I wrote this on the way to see one of our manufacturing clients in Austin, Texas, anticipating a discussion how to use vector autoregressive models in process control. It is a typical use case, especially in the age of the “Internet of Things,” to use multiple sensors on a device to detect mechanical issues early. Industrial engineers often use rolling window principal component analysis or a dynamic factor model to detect trends. These are fairly common applications. In my customer engagements, these approaches had been the primary applications of multivariate time series methods. As an applied microeconomist, I believed that my encounters confirmed my decision during graduate school to shirk time series econometric courses and instead focus on cross-sectional and panel data econometrics. Until I visited a banking customer in Dallas this fall....

See, for the past several years, the banking industry has been busy hiring quants for a regulatory overhaul called CCAR/DFAST. Quantitative analysts are being employed to estimate various forms of loss models to meet CCAR/DFAST regulations, which require various economic scenarios to be factors in these loss models. Some of these models resemble cross-sectional models and some of these autoregressive time series models, but both of these models are univariate in nature. My colleague Christian Macaro and I wrote a paper, "Incorporating External Economic Scenarios into Your CCAR Stress Testing Routines," that provides an overview of both methods.  Although some of these models “could” use multivariate vector autoregressive models, as my buddy Rajesh Selukar, developer of state space models at SAS (PROC SSM) says, ”If you don’t have to use multivariate time series methods, don’t use them,” conveying the complexity of modeling these interactions. Up to this point, my shirking had paid off. No PROC VARMAX needed.
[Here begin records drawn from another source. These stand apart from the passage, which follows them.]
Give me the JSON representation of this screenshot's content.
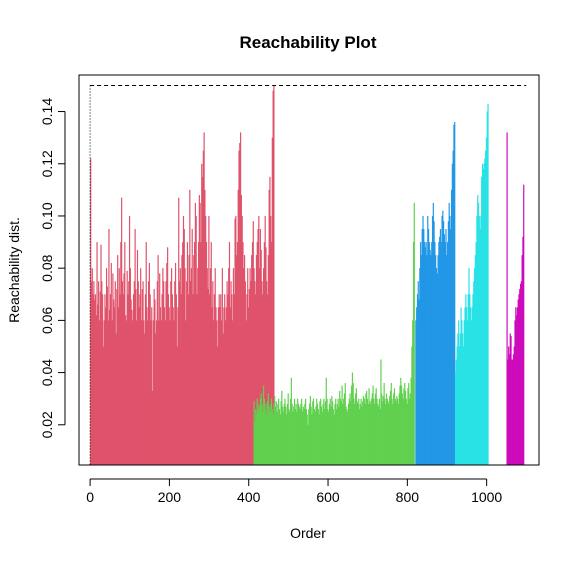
{
  "chart_data": {
    "type": "bar",
    "title": "Reachability Plot",
    "xlabel": "Order",
    "ylabel": "Reachability dist.",
    "xlim": [
      -28,
      1132
    ],
    "ylim": [
      0.0046,
      0.154
    ],
    "xticks": [
      0,
      200,
      400,
      600,
      800,
      1000
    ],
    "yticks": [
      0.02,
      0.04,
      0.06,
      0.08,
      0.1,
      0.12,
      0.14
    ],
    "ytick_labels": [
      "0.02",
      "0.04",
      "0.06",
      "0.08",
      "0.10",
      "0.12",
      "0.14"
    ],
    "threshold": {
      "value": 0.15,
      "x_start": 0,
      "x_end": 1100,
      "style": "dashed"
    },
    "start_marker": {
      "x": 0,
      "style": "dotted"
    },
    "bar_step": 2,
    "grid": false,
    "legend": "none",
    "clusters": [
      {
        "color": "#DF536B",
        "x_start": 0,
        "values": [
          0.122,
          0.075,
          0.08,
          0.07,
          0.075,
          0.068,
          0.07,
          0.062,
          0.09,
          0.066,
          0.075,
          0.06,
          0.071,
          0.089,
          0.075,
          0.07,
          0.05,
          0.06,
          0.07,
          0.065,
          0.08,
          0.073,
          0.06,
          0.095,
          0.064,
          0.07,
          0.082,
          0.06,
          0.078,
          0.068,
          0.065,
          0.075,
          0.055,
          0.072,
          0.085,
          0.065,
          0.08,
          0.07,
          0.09,
          0.107,
          0.075,
          0.07,
          0.078,
          0.09,
          0.062,
          0.06,
          0.079,
          0.07,
          0.075,
          0.1,
          0.08,
          0.068,
          0.064,
          0.06,
          0.07,
          0.075,
          0.095,
          0.072,
          0.06,
          0.087,
          0.075,
          0.065,
          0.07,
          0.08,
          0.06,
          0.072,
          0.075,
          0.06,
          0.055,
          0.07,
          0.09,
          0.065,
          0.06,
          0.075,
          0.082,
          0.07,
          0.06,
          0.065,
          0.033,
          0.06,
          0.072,
          0.068,
          0.055,
          0.06,
          0.075,
          0.085,
          0.06,
          0.078,
          0.065,
          0.06,
          0.07,
          0.08,
          0.075,
          0.065,
          0.06,
          0.075,
          0.082,
          0.088,
          0.07,
          0.065,
          0.06,
          0.075,
          0.08,
          0.07,
          0.065,
          0.06,
          0.075,
          0.082,
          0.07,
          0.05,
          0.065,
          0.107,
          0.075,
          0.08,
          0.07,
          0.085,
          0.09,
          0.1,
          0.095,
          0.08,
          0.06,
          0.075,
          0.09,
          0.07,
          0.085,
          0.11,
          0.075,
          0.08,
          0.095,
          0.07,
          0.085,
          0.09,
          0.105,
          0.1,
          0.07,
          0.08,
          0.09,
          0.108,
          0.105,
          0.09,
          0.12,
          0.115,
          0.125,
          0.132,
          0.11,
          0.1,
          0.09,
          0.08,
          0.072,
          0.1,
          0.07,
          0.08,
          0.09,
          0.065,
          0.075,
          0.06,
          0.07,
          0.08,
          0.065,
          0.06,
          0.05,
          0.065,
          0.07,
          0.065,
          0.07,
          0.06,
          0.08,
          0.055,
          0.065,
          0.07,
          0.06,
          0.065,
          0.075,
          0.07,
          0.08,
          0.09,
          0.065,
          0.075,
          0.07,
          0.06,
          0.08,
          0.07,
          0.099,
          0.1,
          0.085,
          0.09,
          0.11,
          0.125,
          0.128,
          0.132,
          0.108,
          0.1,
          0.09,
          0.08,
          0.085,
          0.075,
          0.06,
          0.07,
          0.08,
          0.065,
          0.072,
          0.08,
          0.075,
          0.085,
          0.09,
          0.098,
          0.08,
          0.075,
          0.07,
          0.085,
          0.09,
          0.095,
          0.1,
          0.08,
          0.095,
          0.087,
          0.075,
          0.07,
          0.08,
          0.09,
          0.1,
          0.088,
          0.075,
          0.07,
          0.085,
          0.11,
          0.115,
          0.1,
          0.09,
          0.13,
          0.148,
          0.15
        ]
      },
      {
        "color": "#61D04F",
        "x_start": 412,
        "values": [
          0.029,
          0.021,
          0.026,
          0.024,
          0.03,
          0.028,
          0.025,
          0.027,
          0.03,
          0.032,
          0.028,
          0.025,
          0.035,
          0.03,
          0.026,
          0.028,
          0.024,
          0.029,
          0.032,
          0.027,
          0.025,
          0.028,
          0.03,
          0.026,
          0.024,
          0.028,
          0.031,
          0.027,
          0.029,
          0.025,
          0.028,
          0.03,
          0.026,
          0.024,
          0.029,
          0.033,
          0.027,
          0.025,
          0.028,
          0.03,
          0.027,
          0.024,
          0.028,
          0.032,
          0.026,
          0.025,
          0.03,
          0.038,
          0.028,
          0.025,
          0.027,
          0.03,
          0.026,
          0.028,
          0.025,
          0.03,
          0.028,
          0.027,
          0.026,
          0.028,
          0.03,
          0.025,
          0.027,
          0.026,
          0.028,
          0.03,
          0.026,
          0.024,
          0.02,
          0.026,
          0.028,
          0.031,
          0.027,
          0.024,
          0.029,
          0.03,
          0.026,
          0.025,
          0.027,
          0.03,
          0.028,
          0.026,
          0.024,
          0.029,
          0.03,
          0.027,
          0.025,
          0.028,
          0.03,
          0.026,
          0.029,
          0.038,
          0.03,
          0.026,
          0.025,
          0.028,
          0.03,
          0.027,
          0.031,
          0.029,
          0.026,
          0.024,
          0.028,
          0.03,
          0.026,
          0.028,
          0.03,
          0.027,
          0.033,
          0.03,
          0.029,
          0.035,
          0.028,
          0.03,
          0.032,
          0.036,
          0.027,
          0.026,
          0.025,
          0.028,
          0.03,
          0.032,
          0.029,
          0.035,
          0.04,
          0.036,
          0.03,
          0.028,
          0.032,
          0.034,
          0.029,
          0.028,
          0.03,
          0.026,
          0.028,
          0.03,
          0.027,
          0.029,
          0.031,
          0.03,
          0.028,
          0.032,
          0.033,
          0.03,
          0.028,
          0.034,
          0.029,
          0.028,
          0.03,
          0.032,
          0.035,
          0.03,
          0.028,
          0.032,
          0.034,
          0.03,
          0.028,
          0.027,
          0.03,
          0.026,
          0.045,
          0.032,
          0.029,
          0.031,
          0.036,
          0.03,
          0.028,
          0.032,
          0.03,
          0.029,
          0.028,
          0.031,
          0.033,
          0.036,
          0.03,
          0.028,
          0.032,
          0.034,
          0.03,
          0.029,
          0.031,
          0.03,
          0.028,
          0.032,
          0.035,
          0.038,
          0.035,
          0.032,
          0.03,
          0.034,
          0.036,
          0.033,
          0.03,
          0.028,
          0.034,
          0.036,
          0.03,
          0.032,
          0.038,
          0.05,
          0.06,
          0.09,
          0.105
        ]
      },
      {
        "color": "#2297E6",
        "x_start": 820,
        "values": [
          0.06,
          0.065,
          0.07,
          0.075,
          0.068,
          0.08,
          0.09,
          0.085,
          0.095,
          0.1,
          0.095,
          0.09,
          0.088,
          0.09,
          0.085,
          0.1,
          0.095,
          0.09,
          0.087,
          0.085,
          0.09,
          0.1,
          0.105,
          0.098,
          0.09,
          0.085,
          0.08,
          0.078,
          0.085,
          0.09,
          0.092,
          0.095,
          0.09,
          0.1,
          0.102,
          0.098,
          0.093,
          0.09,
          0.095,
          0.085,
          0.09,
          0.098,
          0.105,
          0.1,
          0.095,
          0.11,
          0.12,
          0.125,
          0.135,
          0.136
        ]
      },
      {
        "color": "#28E2E5",
        "x_start": 920,
        "values": [
          0.04,
          0.045,
          0.05,
          0.055,
          0.06,
          0.05,
          0.055,
          0.065,
          0.06,
          0.055,
          0.05,
          0.06,
          0.065,
          0.07,
          0.065,
          0.06,
          0.07,
          0.08,
          0.07,
          0.065,
          0.06,
          0.065,
          0.07,
          0.075,
          0.08,
          0.085,
          0.09,
          0.1,
          0.108,
          0.105,
          0.1,
          0.095,
          0.1,
          0.115,
          0.12,
          0.118,
          0.12,
          0.122,
          0.125,
          0.13,
          0.14,
          0.143
        ]
      },
      {
        "color": "#CD0BBC",
        "x_start": 1050,
        "values": [
          0.132,
          0.045,
          0.05,
          0.047,
          0.055,
          0.054,
          0.045,
          0.045,
          0.047,
          0.05,
          0.06,
          0.065,
          0.062,
          0.065,
          0.068,
          0.07,
          0.072,
          0.074,
          0.075,
          0.085,
          0.092,
          0.112
        ]
      }
    ]
  }
}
Then came my trip to Dallas. At this bank I met a new type of CCAR/DFAST team, whose mission is to create macroeconomic forecasts of the US and international economies to be consumed by CCAR/DFAST modeling teams. Until now, most CCAR/DFAST economic scenarios have been generated by either the Federal Reserve or by one of several small consulting firms specializing in this analysis. These groups have long used complicated multivariate techniques such as dynamic stochastic general equilibrium (DSGE) or vector autoregressive models (VAR), but they tend to use smaller niche software tools in their consulting work. This new internal economic scenario team was charged with bringing economic scenario generation in house. I had heard that the Fed has become increasingly critical of relying on purchased forecasts. Tier 1 banks are now being required to generate these forecasts on their own, and the customer I met with is one of these banks.

Well darn. I guess I should have paid more attention to Dr. Ali’s ECO703 course! One of these days I will get back to the basics of multivariate time series analytics. After all, PROC SSM and VARMAX are two procedures in SAS/ETS® that work with multivariate time series models. In fact, when I get around to it, I will likely utilize a new book by Anders Milhøj, Multiple Time Series Modeling Using the SAS VARMAX Procedure, which provides both a theoretical and practical introduction to VAR models in SAS. If you already know a bit about multivariate time series and just wanted to get started with SAS, try the example programs with the VARMAX and SSM procedures and SAS Studio using free access to SAS OnDemand for Academics, whether you are a student, professor, or independent learner.